OUAGADOUGOU, 26 nov (IPS) - Pour une meilleure connaissance et une saine utilisation des plantes médicinales de sa zone d'intervention, l'Organisation ouest-africaine de la santé (OOAS) a décidé, sous l'impulsion de l'Organisation mondiale de la santé (OMS), de créer un document unique de la pharmacopée traditionnelle sous-régionale.

Un comité d'experts pour la production de ce document unique de la pharmacopée phytothérapeutique sous-régionale a été mis sur pied à l'issue de quatre jours de discussions à Ouagadougou la semaine dernière.

"L'objectif est de préparer, compiler la base de données de la pharmacopée, cette rencontre est le début du processus, nous sommes en train de collecter des informations scientifiques qui seront utilisées pour ce document", explique à IPS, Dr Kofi Busia, chargé de programme médecine traditionnelle de l'OOAS basée à Ouagadougou, la capitale du Burkina Faso.

Le document comprendra les plantes médicinales communes dans tous les pays membres de la Communauté économique des Etats de l'Afrique de l'ouest (CEDEAO), qui sont utilisées pour le traitement des maladies prioritaires : le paludisme, la tuberculose, le VIH/SIDA, ainsi que les maladies émergentes comme le diabète et l'hypertension.

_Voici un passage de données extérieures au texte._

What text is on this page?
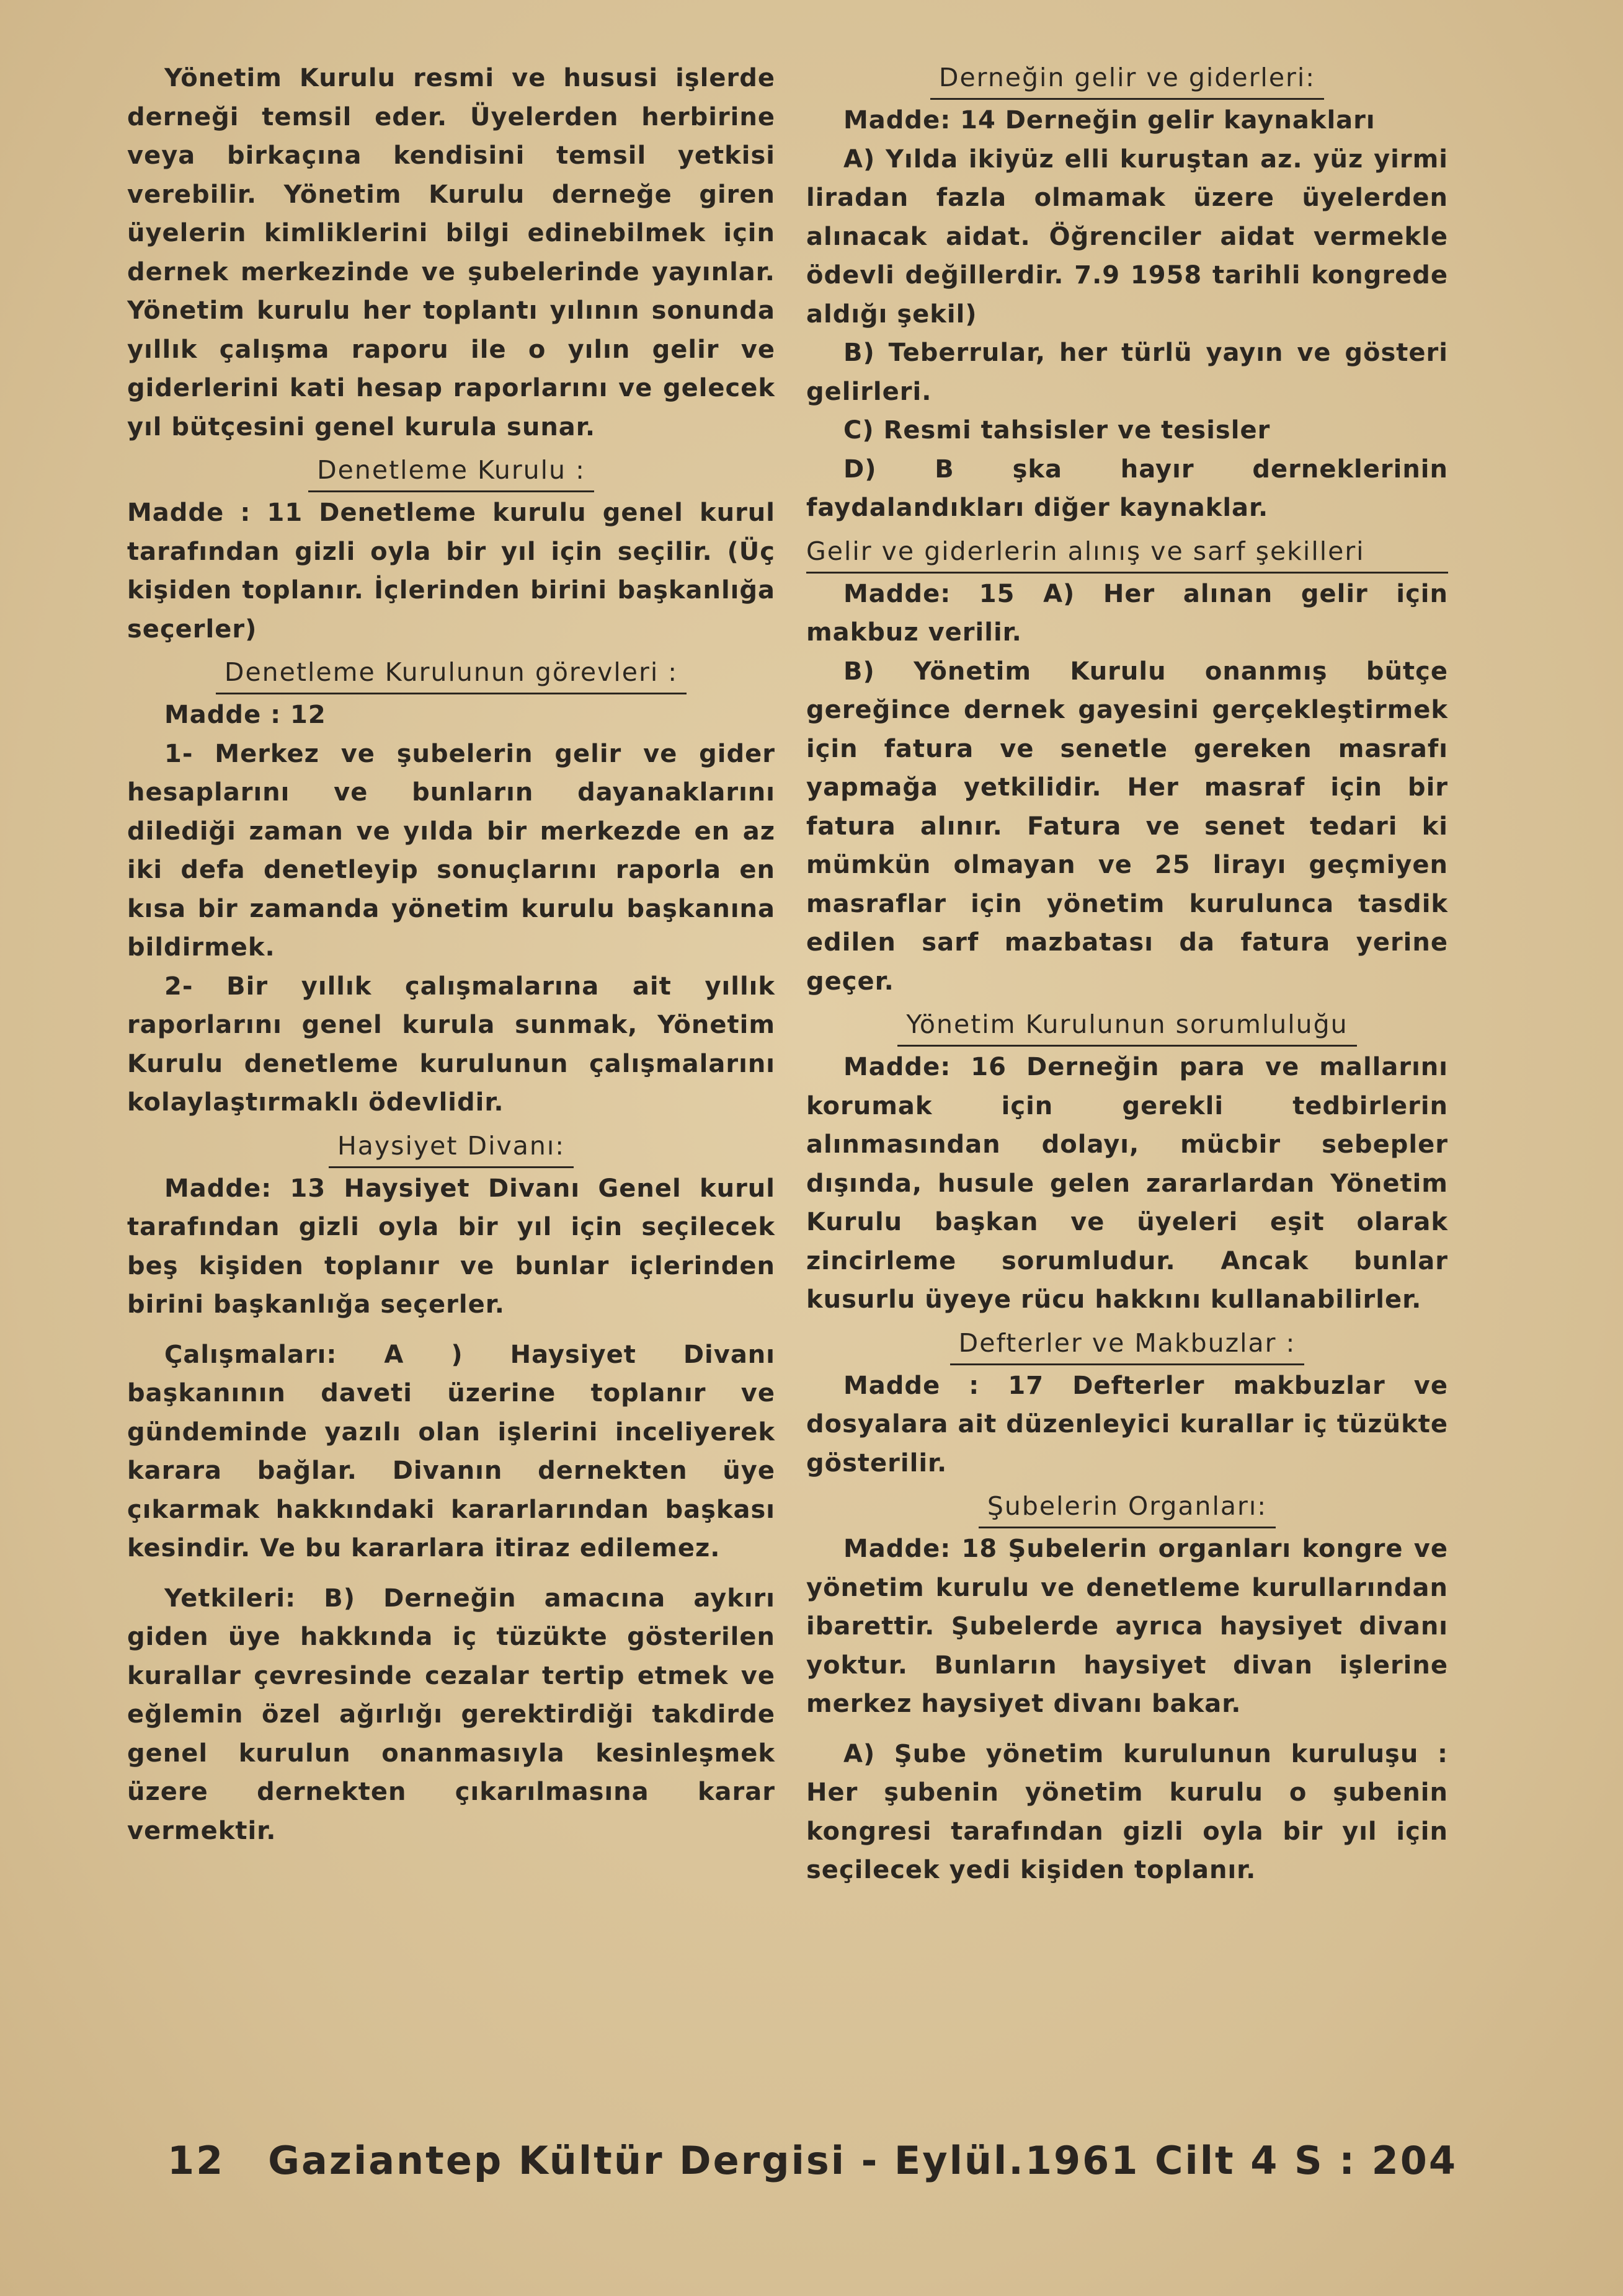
Yönetim Kurulu resmi ve hususi işlerde derneği temsil eder. Üyelerden herbirine veya birkaçına kendisini temsil yetkisi verebilir. Yönetim Kurulu derneğe giren üyelerin kimliklerini bilgi edinebilmek için dernek merkezinde ve şubelerinde yayınlar. Yönetim kurulu her toplantı yılının sonunda yıllık çalışma raporu ile o yılın gelir ve giderlerini kati hesap raporlarını ve gelecek yıl bütçesini genel kurula sunar.

Denetleme Kurulu :

Madde : 11 Denetleme kurulu genel kurul tarafından gizli oyla bir yıl için seçilir. (Üç kişiden toplanır. İçlerinden birini başkanlığa seçerler)

Denetleme Kurulunun görevleri :

Madde : 12

1- Merkez ve şubelerin gelir ve gider hesaplarını ve bunların dayanaklarını dilediği zaman ve yılda bir merkezde en az iki defa denetleyip sonuçlarını raporla en kısa bir zamanda yönetim kurulu başkanına bildirmek.

2- Bir yıllık çalışmalarına ait yıllık raporlarını genel kurula sunmak, Yönetim Kurulu denetleme kurulunun çalışmalarını kolaylaştırmaklı ödevlidir.

Haysiyet Divanı:

Madde: 13 Haysiyet Divanı Genel kurul tarafından gizli oyla bir yıl için seçilecek beş kişiden toplanır ve bunlar içlerinden birini başkanlığa seçerler.

Çalışmaları: A ) Haysiyet Divanı başkanının daveti üzerine toplanır ve gündeminde yazılı olan işlerini inceliyerek karara bağlar. Divanın dernekten üye çıkarmak hakkındaki kararlarından başkası kesindir. Ve bu kararlara itiraz edilemez.

Yetkileri: B) Derneğin amacına aykırı giden üye hakkında iç tüzükte gösterilen kurallar çevresinde cezalar tertip etmek ve eğlemin özel ağırlığı gerektirdiği takdirde genel kurulun onanmasıyla kesinleşmek üzere dernekten çıkarılmasına karar vermektir.

Derneğin gelir ve giderleri:

Madde: 14 Derneğin gelir kaynakları

A) Yılda ikiyüz elli kuruştan az. yüz yirmi liradan fazla olmamak üzere üyelerden alınacak aidat. Öğrenciler aidat vermekle ödevli değillerdir. 7.9 1958 tarihli kongrede aldığı şekil)

B) Teberrular, her türlü yayın ve gösteri gelirleri.

C) Resmi tahsisler ve tesisler

D) B şka hayır derneklerinin faydalandıkları diğer kaynaklar.

Gelir ve giderlerin alınış ve sarf şekilleri

Madde: 15 A) Her alınan gelir için makbuz verilir.

B) Yönetim Kurulu onanmış bütçe gereğince dernek gayesini gerçekleştirmek için fatura ve senetle gereken masrafı yapmağa yetkilidir. Her masraf için bir fatura alınır. Fatura ve senet tedari ki mümkün olmayan ve 25 lirayı geçmiyen masraflar için yönetim kurulunca tasdik edilen sarf mazbatası da fatura yerine geçer.

Yönetim Kurulunun sorumluluğu

Madde: 16 Derneğin para ve mallarını korumak için gerekli tedbirlerin alınmasından dolayı, mücbir sebepler dışında, husule gelen zararlardan Yönetim Kurulu başkan ve üyeleri eşit olarak zincirleme sorumludur. Ancak bunlar kusurlu üyeye rücu hakkını kullanabilirler.

Defterler ve Makbuzlar :

Madde : 17 Defterler makbuzlar ve dosyalara ait düzenleyici kurallar iç tüzükte gösterilir.

Şubelerin Organları:

Madde: 18 Şubelerin organları kongre ve yönetim kurulu ve denetleme kurullarından ibarettir. Şubelerde ayrıca haysiyet divanı yoktur. Bunların haysiyet divan işlerine merkez haysiyet divanı bakar.

A) Şube yönetim kurulunun kuruluşu : Her şubenin yönetim kurulu o şubenin kongresi tarafından gizli oyla bir yıl için seçilecek yedi kişiden toplanır.

12 Gaziantep Kültür Dergisi - Eylül.1961 Cilt 4 S : 204
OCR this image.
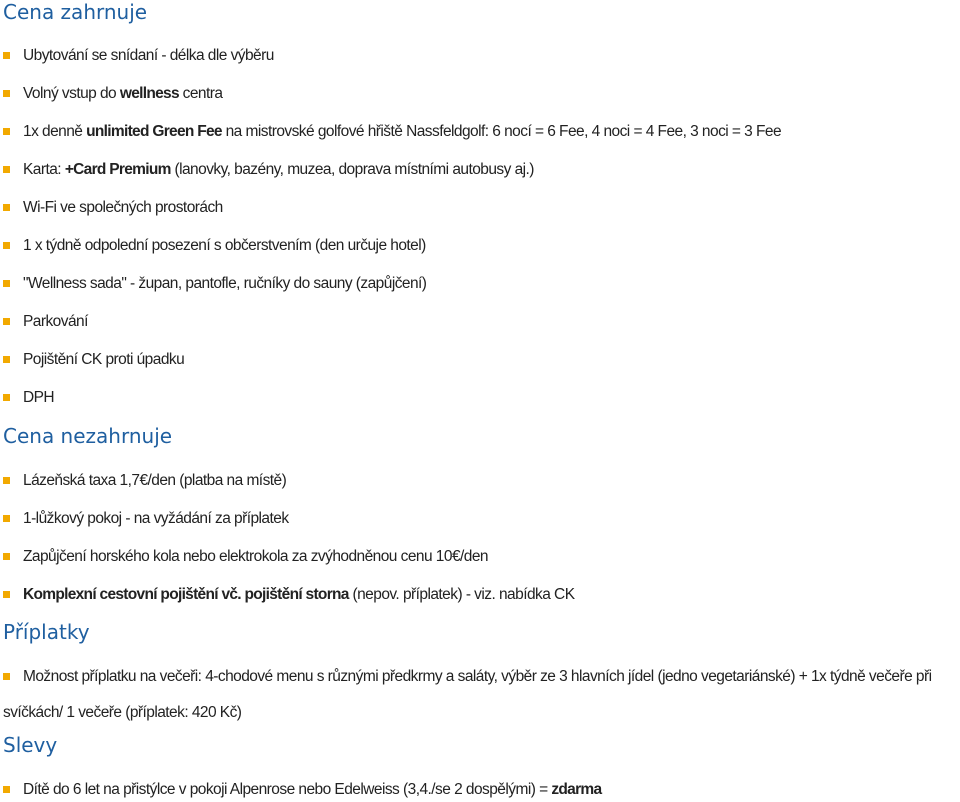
Cena zahrnuje
Ubytování se snídaní - délka dle výběru
Volný vstup do wellness centra
1x denně unlimited Green Fee na mistrovské golfové hřiště Nassfeldgolf: 6 nocí = 6 Fee, 4 noci = 4 Fee, 3 noci = 3 Fee
Karta: +Card Premium (lanovky, bazény, muzea, doprava místními autobusy aj.)
Wi-Fi ve společných prostorách
1 x týdně odpolední posezení s občerstvením (den určuje hotel)
"Wellness sada" - župan, pantofle, ručníky do sauny (zapůjčení)
Parkování
Pojištění CK proti úpadku
DPH
Cena nezahrnuje
Lázeňská taxa 1,7€/den (platba na místě)
1-lůžkový pokoj - na vyžádání za příplatek
Zapůjčení horského kola nebo elektrokola za zvýhodněnou cenu 10€/den
Komplexní cestovní pojištění vč. pojištění storna (nepov. příplatek) - viz. nabídka CK
Příplatky
Možnost příplatku na večeři: 4-chodové menu s různými předkrmy a saláty, výběr ze 3 hlavních jídel (jedno vegetariánské) + 1x týdně večeře při svíčkách/ 1 večeře (příplatek: 420 Kč)
Slevy
Dítě do 6 let na přistýlce v pokoji Alpenrose nebo Edelweiss (3,4./se 2 dospělými) = zdarma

Le document sera élaboré sous forme de livre, mais accessible aussi à tous les partenaires et au public désireux d'utiliser ces plantes, selon Busia.

L'objectif est de favoriser les pratiques et les produits d'une médecine traditionnelle basée sur les preuves. "Environ 80 pour cent de nos populations utilisent la médicine traditionnelle, donc leur institutionnalisation aura comme impact pour nos pays d'importer moins de médicaments", souligne Busia.

"Ces plantes font partie de notre culture, donc c'est un respect pour notre culture en faisant ce travail pour ces plantes qui sont disponibles partout", ajoute Busia.

La réunion de Ouagadougou a regroupé des chercheurs et des experts dans le domaine de la médecine traditionnelle des pays membres de la CEDEAO, les responsables de l'OOAS et des représentants de l'OMS. Elle fait suite à la création, depuis deux ans, du programme ouest-africain de la médecine traditionnelle.

''Cette rencontre vient à son heure car nous estimons avoir assez de données sur les plantes qui poussent dans nos pays'', affirme le professeur Guata Yoro Sy, de la Faculté de médecine, de pharmacie et d'odontologie à l'Université Cheikh Anta Diop de Dakar, au Sénégal.

Selon lui, la rencontre de Ouagadougou est l'aboutissement juste d'années d'efforts faits par les Etats et les universités. Sur environ 2.500 espèces présentes au Sénégal, 300 sont utilisées par les tradipraticiens, et une centaine a été étudiée par les chercheurs.

''Il y a assez de recherches et il est temps de compiler tout cela dans un livre qui sera officiellement reconnu par nos Etats, et qui soient une source pour tous ceux qui veulent utiliser ces plantes'', indique Sy à IPS, ajoutant : ''Ils y trouveront la manière d'utiliser ces plantes et les contrôles à faire''.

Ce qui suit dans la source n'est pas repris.